Non, nous sommes plutôt dans la continuité de la politique menée par Donald Trump et les républicains. La Chine est désormais perçue aux États-Unis comme la menace principale à long terme dans l’Indo-Pacifique – et même peut-être au-delà – en raison à la fois de sa force de frappe, de sa capacité d’influence, de ses moyens économiques – bien supérieurs à ceux de la Russie –, du développement de ses capacités militaires et de ses ambitions affirmées en mer de Chine. Sans oublier, bien sûr, ce nœud du problème qu’est la question de Taïwan, puisque Pékin a réaffirmé à plusieurs reprises qu’il souhaitait une réunification et que l’usage de la force n’était pas exclu.

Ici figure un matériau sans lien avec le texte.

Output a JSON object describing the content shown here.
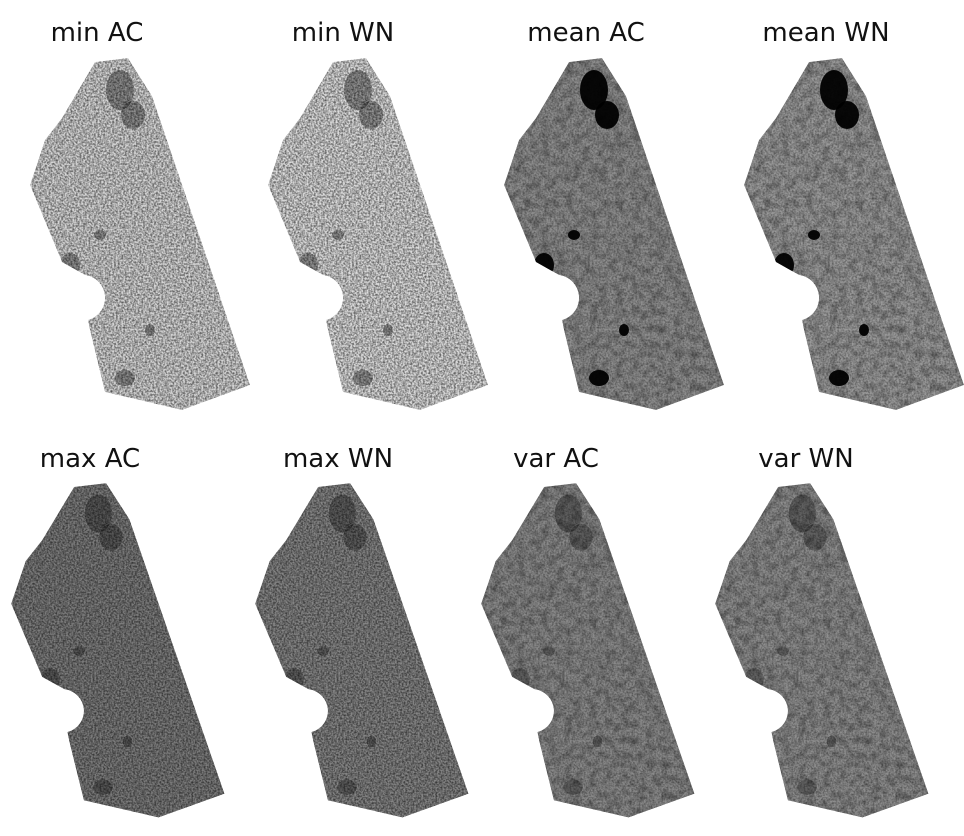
{
  "panels": [
    {
      "label": "min AC"
    },
    {
      "label": "min WN"
    },
    {
      "label": "mean AC"
    },
    {
      "label": "mean WN"
    },
    {
      "label": "max AC"
    },
    {
      "label": "max WN"
    },
    {
      "label": "var AC"
    },
    {
      "label": "var WN"
    }
  ]
}
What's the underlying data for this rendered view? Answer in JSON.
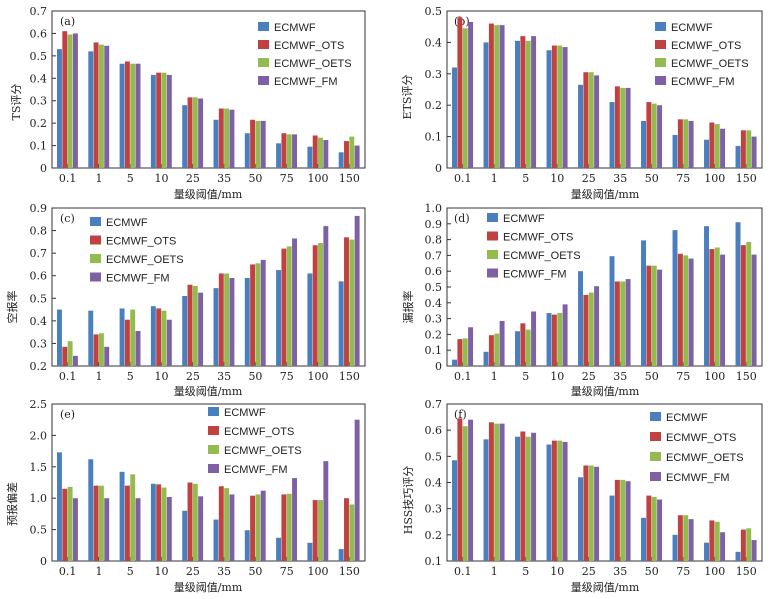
{
  "figure": {
    "series_names": [
      "ECMWF",
      "ECMWF_OTS",
      "ECMWF_OETS",
      "ECMWF_FM"
    ],
    "series_colors": [
      "#4a7fbf",
      "#c0413f",
      "#93bb4e",
      "#7e60a4"
    ]
  },
  "chart_data": [
    {
      "type": "bar",
      "panel_tag": "(a)",
      "xlabel": "量级阈值/mm",
      "ylabel": "TS评分",
      "categories": [
        "0.1",
        "1",
        "5",
        "10",
        "25",
        "35",
        "50",
        "75",
        "100",
        "150"
      ],
      "ylim": [
        0,
        0.7
      ],
      "yticks": [
        "0",
        "0.1",
        "0.2",
        "0.3",
        "0.4",
        "0.5",
        "0.6",
        "0.7"
      ],
      "legend_position": "top-right",
      "series": [
        {
          "name": "ECMWF",
          "values": [
            0.53,
            0.52,
            0.465,
            0.415,
            0.28,
            0.215,
            0.155,
            0.11,
            0.095,
            0.07
          ]
        },
        {
          "name": "ECMWF_OTS",
          "values": [
            0.61,
            0.56,
            0.475,
            0.425,
            0.315,
            0.265,
            0.215,
            0.155,
            0.145,
            0.12
          ]
        },
        {
          "name": "ECMWF_OETS",
          "values": [
            0.595,
            0.55,
            0.465,
            0.425,
            0.315,
            0.265,
            0.21,
            0.15,
            0.135,
            0.14
          ]
        },
        {
          "name": "ECMWF_FM",
          "values": [
            0.6,
            0.545,
            0.465,
            0.415,
            0.31,
            0.26,
            0.21,
            0.15,
            0.125,
            0.1
          ]
        }
      ]
    },
    {
      "type": "bar",
      "panel_tag": "(b)",
      "xlabel": "量级阈值/mm",
      "ylabel": "ETS评分",
      "categories": [
        "0.1",
        "1",
        "5",
        "10",
        "25",
        "35",
        "50",
        "75",
        "100",
        "150"
      ],
      "ylim": [
        0,
        0.5
      ],
      "yticks": [
        "0",
        "0.1",
        "0.2",
        "0.3",
        "0.4",
        "0.5"
      ],
      "legend_position": "top-right",
      "series": [
        {
          "name": "ECMWF",
          "values": [
            0.32,
            0.4,
            0.405,
            0.375,
            0.265,
            0.21,
            0.15,
            0.105,
            0.09,
            0.07
          ]
        },
        {
          "name": "ECMWF_OTS",
          "values": [
            0.48,
            0.46,
            0.42,
            0.39,
            0.305,
            0.26,
            0.21,
            0.155,
            0.145,
            0.12
          ]
        },
        {
          "name": "ECMWF_OETS",
          "values": [
            0.445,
            0.455,
            0.405,
            0.39,
            0.305,
            0.255,
            0.205,
            0.155,
            0.14,
            0.12
          ]
        },
        {
          "name": "ECMWF_FM",
          "values": [
            0.465,
            0.455,
            0.42,
            0.385,
            0.295,
            0.255,
            0.2,
            0.15,
            0.125,
            0.1
          ]
        }
      ]
    },
    {
      "type": "bar",
      "panel_tag": "(c)",
      "xlabel": "量级阈值/mm",
      "ylabel": "空报率",
      "categories": [
        "0.1",
        "1",
        "5",
        "10",
        "25",
        "35",
        "50",
        "75",
        "100",
        "150"
      ],
      "ylim": [
        0.2,
        0.9
      ],
      "yticks": [
        "0.2",
        "0.3",
        "0.4",
        "0.5",
        "0.6",
        "0.7",
        "0.8",
        "0.9"
      ],
      "legend_position": "top-left",
      "series": [
        {
          "name": "ECMWF",
          "values": [
            0.45,
            0.445,
            0.455,
            0.465,
            0.51,
            0.545,
            0.59,
            0.625,
            0.61,
            0.575
          ]
        },
        {
          "name": "ECMWF_OTS",
          "values": [
            0.285,
            0.34,
            0.405,
            0.455,
            0.56,
            0.61,
            0.65,
            0.72,
            0.735,
            0.77
          ]
        },
        {
          "name": "ECMWF_OETS",
          "values": [
            0.31,
            0.345,
            0.45,
            0.445,
            0.555,
            0.61,
            0.655,
            0.73,
            0.745,
            0.76
          ]
        },
        {
          "name": "ECMWF_FM",
          "values": [
            0.245,
            0.285,
            0.355,
            0.405,
            0.525,
            0.59,
            0.67,
            0.765,
            0.82,
            0.865
          ]
        }
      ]
    },
    {
      "type": "bar",
      "panel_tag": "(d)",
      "xlabel": "量级阈值/mm",
      "ylabel": "漏报率",
      "categories": [
        "0.1",
        "1",
        "5",
        "10",
        "25",
        "35",
        "50",
        "75",
        "100",
        "150"
      ],
      "ylim": [
        0,
        1.0
      ],
      "yticks": [
        "0",
        "0.1",
        "0.2",
        "0.3",
        "0.4",
        "0.5",
        "0.6",
        "0.7",
        "0.8",
        "0.9",
        "1.0"
      ],
      "legend_position": "top-left",
      "series": [
        {
          "name": "ECMWF",
          "values": [
            0.04,
            0.09,
            0.22,
            0.335,
            0.6,
            0.695,
            0.795,
            0.86,
            0.885,
            0.91
          ]
        },
        {
          "name": "ECMWF_OTS",
          "values": [
            0.17,
            0.195,
            0.27,
            0.325,
            0.45,
            0.535,
            0.635,
            0.71,
            0.74,
            0.765
          ]
        },
        {
          "name": "ECMWF_OETS",
          "values": [
            0.175,
            0.205,
            0.23,
            0.335,
            0.465,
            0.535,
            0.635,
            0.7,
            0.75,
            0.785
          ]
        },
        {
          "name": "ECMWF_FM",
          "values": [
            0.245,
            0.285,
            0.345,
            0.39,
            0.505,
            0.55,
            0.61,
            0.68,
            0.705,
            0.705
          ]
        }
      ]
    },
    {
      "type": "bar",
      "panel_tag": "(e)",
      "xlabel": "量级阈值/mm",
      "ylabel": "预报偏差",
      "categories": [
        "0.1",
        "1",
        "5",
        "10",
        "25",
        "35",
        "50",
        "75",
        "100",
        "150"
      ],
      "ylim": [
        0,
        2.5
      ],
      "yticks": [
        "0",
        "0.5",
        "1.0",
        "1.5",
        "2.0",
        "2.5"
      ],
      "legend_position": "top-right",
      "series": [
        {
          "name": "ECMWF",
          "values": [
            1.73,
            1.62,
            1.42,
            1.23,
            0.8,
            0.66,
            0.49,
            0.37,
            0.29,
            0.19
          ]
        },
        {
          "name": "ECMWF_OTS",
          "values": [
            1.15,
            1.2,
            1.2,
            1.22,
            1.25,
            1.19,
            1.04,
            1.06,
            0.97,
            1.0
          ]
        },
        {
          "name": "ECMWF_OETS",
          "values": [
            1.18,
            1.2,
            1.38,
            1.17,
            1.23,
            1.16,
            1.06,
            1.07,
            0.97,
            0.9
          ]
        },
        {
          "name": "ECMWF_FM",
          "values": [
            1.0,
            1.0,
            1.0,
            1.02,
            1.03,
            1.06,
            1.12,
            1.32,
            1.59,
            2.25
          ]
        }
      ]
    },
    {
      "type": "bar",
      "panel_tag": "(f)",
      "xlabel": "量级阈值/mm",
      "ylabel": "HSS技巧评分",
      "categories": [
        "0.1",
        "1",
        "5",
        "10",
        "25",
        "35",
        "50",
        "75",
        "100",
        "150"
      ],
      "ylim": [
        0.1,
        0.7
      ],
      "yticks": [
        "0.1",
        "0.2",
        "0.3",
        "0.4",
        "0.5",
        "0.6",
        "0.7"
      ],
      "legend_position": "top-right",
      "series": [
        {
          "name": "ECMWF",
          "values": [
            0.485,
            0.565,
            0.575,
            0.545,
            0.42,
            0.35,
            0.265,
            0.2,
            0.17,
            0.135
          ]
        },
        {
          "name": "ECMWF_OTS",
          "values": [
            0.645,
            0.63,
            0.595,
            0.56,
            0.465,
            0.41,
            0.35,
            0.275,
            0.255,
            0.22
          ]
        },
        {
          "name": "ECMWF_OETS",
          "values": [
            0.615,
            0.625,
            0.575,
            0.56,
            0.465,
            0.41,
            0.345,
            0.275,
            0.25,
            0.225
          ]
        },
        {
          "name": "ECMWF_FM",
          "values": [
            0.64,
            0.625,
            0.59,
            0.555,
            0.46,
            0.405,
            0.335,
            0.26,
            0.21,
            0.18
          ]
        }
      ]
    }
  ]
}
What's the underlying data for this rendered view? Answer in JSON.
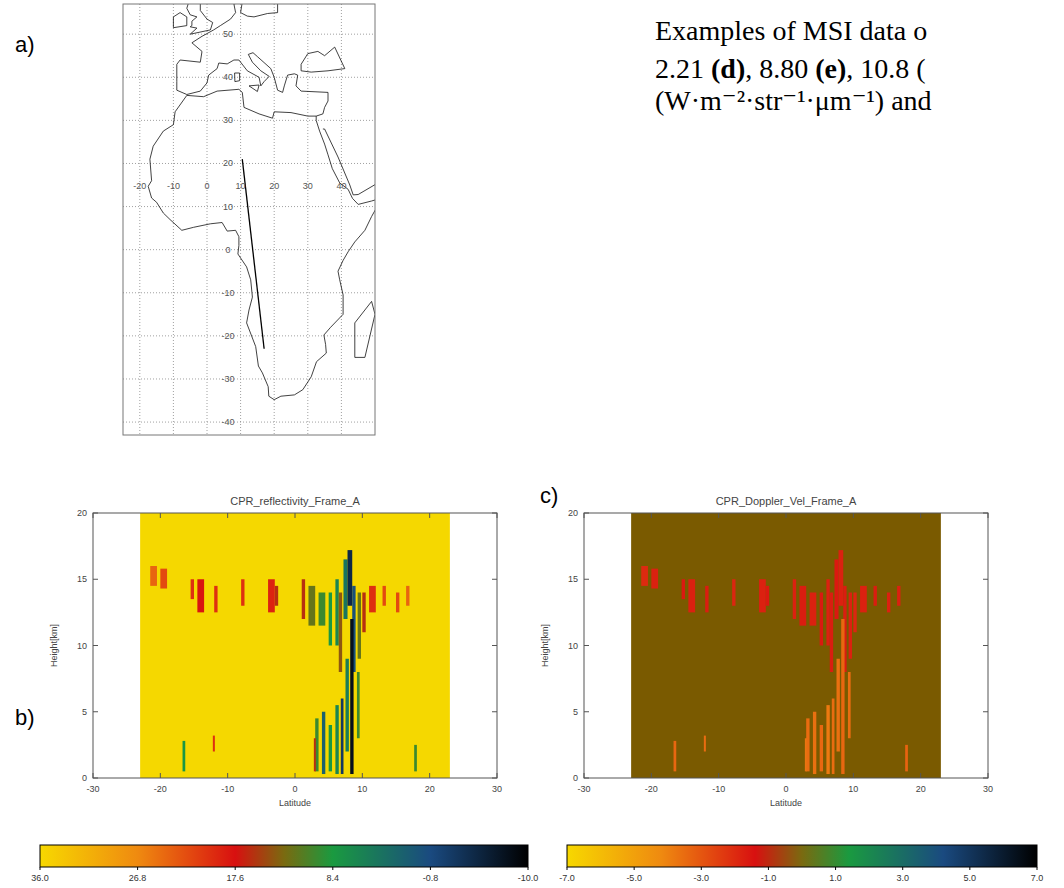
{
  "caption": [
    [
      {
        "text": "Examples of MSI data o",
        "bold": false
      }
    ],
    [
      {
        "text": "2.21 ",
        "bold": false
      },
      {
        "text": "(d)",
        "bold": true
      },
      {
        "text": ", 8.80 ",
        "bold": false
      },
      {
        "text": "(e)",
        "bold": true
      },
      {
        "text": ", 10.8 (",
        "bold": false
      }
    ],
    [
      {
        "text": "(W·m⁻²·str⁻¹·μm⁻¹) and",
        "bold": false
      }
    ]
  ],
  "panel_labels": [
    "a)",
    "b)",
    "c)"
  ],
  "map": {
    "lonlim": [
      -25,
      50
    ],
    "latlim": [
      -43,
      57
    ],
    "lon_ticks": [
      -20,
      -10,
      0,
      10,
      20,
      30,
      40
    ],
    "lat_ticks": [
      50,
      40,
      30,
      20,
      10,
      0,
      -10,
      -20,
      -30,
      -40
    ],
    "track": {
      "lon": [
        10.5,
        17
      ],
      "lat": [
        21,
        -23
      ]
    }
  },
  "chart_data": [
    {
      "type": "heatmap",
      "title": "CPR_reflectivity_Frame_A",
      "xlabel": "Latitude",
      "ylabel": "Height[km]",
      "xlim": [
        -30,
        30
      ],
      "ylim": [
        0,
        20
      ],
      "xticks": [
        -30,
        -20,
        -10,
        0,
        10,
        20,
        30
      ],
      "yticks": [
        0,
        5,
        10,
        15,
        20
      ],
      "frame_lat": [
        -23,
        23
      ],
      "color": "#f5d800",
      "cells": [
        [
          -21.5,
          -20.5,
          14.5,
          16,
          24
        ],
        [
          -20,
          -19,
          14.3,
          15.8,
          22
        ],
        [
          -15.5,
          -15,
          13.5,
          15,
          20
        ],
        [
          -14.5,
          -13.5,
          12.5,
          15,
          18
        ],
        [
          -12,
          -11.5,
          12.5,
          14.5,
          20
        ],
        [
          -8,
          -7.5,
          13,
          15,
          20
        ],
        [
          -4,
          -3,
          12.5,
          15,
          19
        ],
        [
          -3,
          -2.5,
          13,
          14.5,
          16
        ],
        [
          1,
          1.5,
          12,
          15,
          16
        ],
        [
          2,
          3,
          11.5,
          14.5,
          12
        ],
        [
          3.5,
          4.5,
          11.5,
          14,
          10
        ],
        [
          5,
          5.5,
          10,
          14,
          8
        ],
        [
          6,
          6.5,
          10,
          15,
          6
        ],
        [
          6.5,
          7,
          8,
          14,
          14
        ],
        [
          7.2,
          7.8,
          12,
          16.5,
          4
        ],
        [
          7.8,
          8.5,
          13,
          17.2,
          -5
        ],
        [
          8.5,
          9,
          8,
          14.5,
          0
        ],
        [
          9.3,
          9.8,
          9,
          14,
          12
        ],
        [
          10,
          10.5,
          11,
          14,
          16
        ],
        [
          11,
          12,
          12.5,
          14.5,
          20
        ],
        [
          13,
          13.5,
          13,
          14.5,
          22
        ],
        [
          15,
          15.5,
          12.5,
          14,
          22
        ],
        [
          16.5,
          17,
          13,
          14.5,
          24
        ],
        [
          8.2,
          8.7,
          0.3,
          12,
          -8
        ],
        [
          7.5,
          8,
          2,
          9,
          5
        ],
        [
          6.8,
          7.2,
          0.3,
          6,
          -3
        ],
        [
          6,
          6.5,
          0.3,
          5.5,
          6
        ],
        [
          5,
          5.5,
          0.5,
          4,
          8
        ],
        [
          4,
          4.5,
          0.3,
          5,
          2
        ],
        [
          3,
          3.5,
          0.5,
          4.5,
          10
        ],
        [
          2.8,
          3.1,
          0.5,
          3,
          16
        ],
        [
          -16.7,
          -16.3,
          0.5,
          2.8,
          8
        ],
        [
          -12.2,
          -11.9,
          2,
          3.2,
          20
        ],
        [
          17.7,
          18.1,
          0.5,
          2.5,
          10
        ],
        [
          9.2,
          9.6,
          3,
          8,
          10
        ]
      ],
      "colorbar": {
        "range": [
          36,
          -10
        ],
        "ticks": [
          {
            "value": 36,
            "label": "36.0"
          },
          {
            "value": 26.8,
            "label": "26.8"
          },
          {
            "value": 17.6,
            "label": "17.6"
          },
          {
            "value": 8.4,
            "label": "8.4"
          },
          {
            "value": -0.8,
            "label": "-0.8"
          },
          {
            "value": -10,
            "label": "-10.0"
          }
        ]
      }
    },
    {
      "type": "heatmap",
      "title": "CPR_Doppler_Vel_Frame_A",
      "xlabel": "Latitude",
      "ylabel": "Height[km]",
      "xlim": [
        -30,
        30
      ],
      "ylim": [
        0,
        20
      ],
      "xticks": [
        -30,
        -20,
        -10,
        0,
        10,
        20,
        30
      ],
      "yticks": [
        0,
        5,
        10,
        15,
        20
      ],
      "frame_lat": [
        -23,
        23
      ],
      "color": "#7a5a00",
      "cells": [
        [
          -21.5,
          -20.5,
          14.5,
          16,
          -2
        ],
        [
          -20,
          -19,
          14.3,
          15.8,
          -1.8
        ],
        [
          -15.5,
          -15,
          13.5,
          15,
          -1.6
        ],
        [
          -14.5,
          -13.5,
          12.5,
          15,
          -1.8
        ],
        [
          -12,
          -11.5,
          12.5,
          14.5,
          -1.7
        ],
        [
          -8,
          -7.5,
          13,
          15,
          -1.9
        ],
        [
          -4,
          -3,
          12.5,
          15,
          -1.8
        ],
        [
          -3,
          -2.5,
          13,
          14.5,
          -1.6
        ],
        [
          1,
          1.5,
          12,
          15,
          -1.8
        ],
        [
          2,
          3,
          11.5,
          14.5,
          -1.7
        ],
        [
          3.5,
          4.5,
          11.5,
          14,
          -1.8
        ],
        [
          5,
          5.5,
          10,
          14,
          -1.6
        ],
        [
          6,
          6.5,
          10,
          15,
          -1.8
        ],
        [
          6.5,
          7,
          8,
          14,
          -1.7
        ],
        [
          7.2,
          7.8,
          12,
          16.5,
          -1.6
        ],
        [
          7.8,
          8.5,
          13,
          17.2,
          -1.8
        ],
        [
          8.5,
          9,
          8,
          14.5,
          -1.7
        ],
        [
          9.3,
          9.8,
          9,
          14,
          -1.8
        ],
        [
          10,
          10.5,
          11,
          14,
          -1.9
        ],
        [
          11,
          12,
          12.5,
          14.5,
          -1.8
        ],
        [
          13,
          13.5,
          13,
          14.5,
          -1.7
        ],
        [
          15,
          15.5,
          12.5,
          14,
          -1.8
        ],
        [
          16.5,
          17,
          13,
          14.5,
          -1.8
        ],
        [
          8.2,
          8.7,
          0.3,
          12,
          -3.4
        ],
        [
          7.5,
          8,
          2,
          9,
          -3.6
        ],
        [
          6.8,
          7.2,
          0.3,
          6,
          -3.5
        ],
        [
          6,
          6.5,
          0.3,
          5.5,
          -3.8
        ],
        [
          5,
          5.5,
          0.5,
          4,
          -3.4
        ],
        [
          4,
          4.5,
          0.3,
          5,
          -3.6
        ],
        [
          3,
          3.5,
          0.5,
          4.5,
          -3.5
        ],
        [
          2.8,
          3.1,
          0.5,
          3,
          -3.7
        ],
        [
          -16.7,
          -16.3,
          0.5,
          2.8,
          -3.4
        ],
        [
          -12.2,
          -11.9,
          2,
          3.2,
          -3.5
        ],
        [
          17.7,
          18.1,
          0.5,
          2.5,
          -3.3
        ],
        [
          9.2,
          9.6,
          3,
          8,
          -3.5
        ]
      ],
      "colorbar": {
        "range": [
          -7,
          7
        ],
        "ticks": [
          {
            "value": -7,
            "label": "-7.0"
          },
          {
            "value": -5,
            "label": "-5.0"
          },
          {
            "value": -3,
            "label": "-3.0"
          },
          {
            "value": -1,
            "label": "-1.0"
          },
          {
            "value": 1,
            "label": "1.0"
          },
          {
            "value": 3,
            "label": "3.0"
          },
          {
            "value": 5,
            "label": "5.0"
          },
          {
            "value": 7,
            "label": "7.0"
          }
        ]
      }
    }
  ]
}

Face à cette offensive chinoise – offensive économique, militaire, mais aussi idéologique –, les États-Unis, depuis Obama, ont lancé ce « pivot vers l’Asie », qui se poursuit aujourd’hui avec Biden. À l’heure où le pays est tourné vers l’Europe, avec notamment la fourniture massive d’armes à l’Ukraine, le récent voyage du président américain dans la région, à Tokyo et à Séoul, était destiné à rassurer l’ensemble des partenaires des États-Unis face à la menace chinoise, mais aussi à les enrôler dans une sorte d’union des démocraties, pour un « Indo-Pacifique libre et ouvert », selon le mot d’ordre stratégique actuel.

En affirmant, fin mai, vouloir défendre Taïwan militairement, Biden menace-t-il directement la Chine ?

Ce n’est pas la première, mais la troisième fois que Joe Biden s’avance ainsi, même si ce n’est jamais dans un discours, mais toujours dans une réponse à une question orale. En assurant que les États-Unis s’engageraient militairement à défendre Taïwan, Biden va plus loin que la position traditionnelle des États-Unis, ce qu’on appelait l’« ambiguïté stratégique » : jusque-là, les États-Unis fournissaient à Taïwan des moyens militaires pour lui permettre de se maintenir au niveau face à la puissance chinoise et n’excluaient pas un soutien militaire en cas d’attaque, sans pour autant le garantir. Les déclarations de Biden peuvent donc laisser penser à un changement fondamental de position des États-Unis. Mais il faut quand même noter que, systématiquement, il y a eu un pas en arrière de la part du département d’État qui a réaffirmé que la stratégie américaine d’ambiguïté n’avait pas changé.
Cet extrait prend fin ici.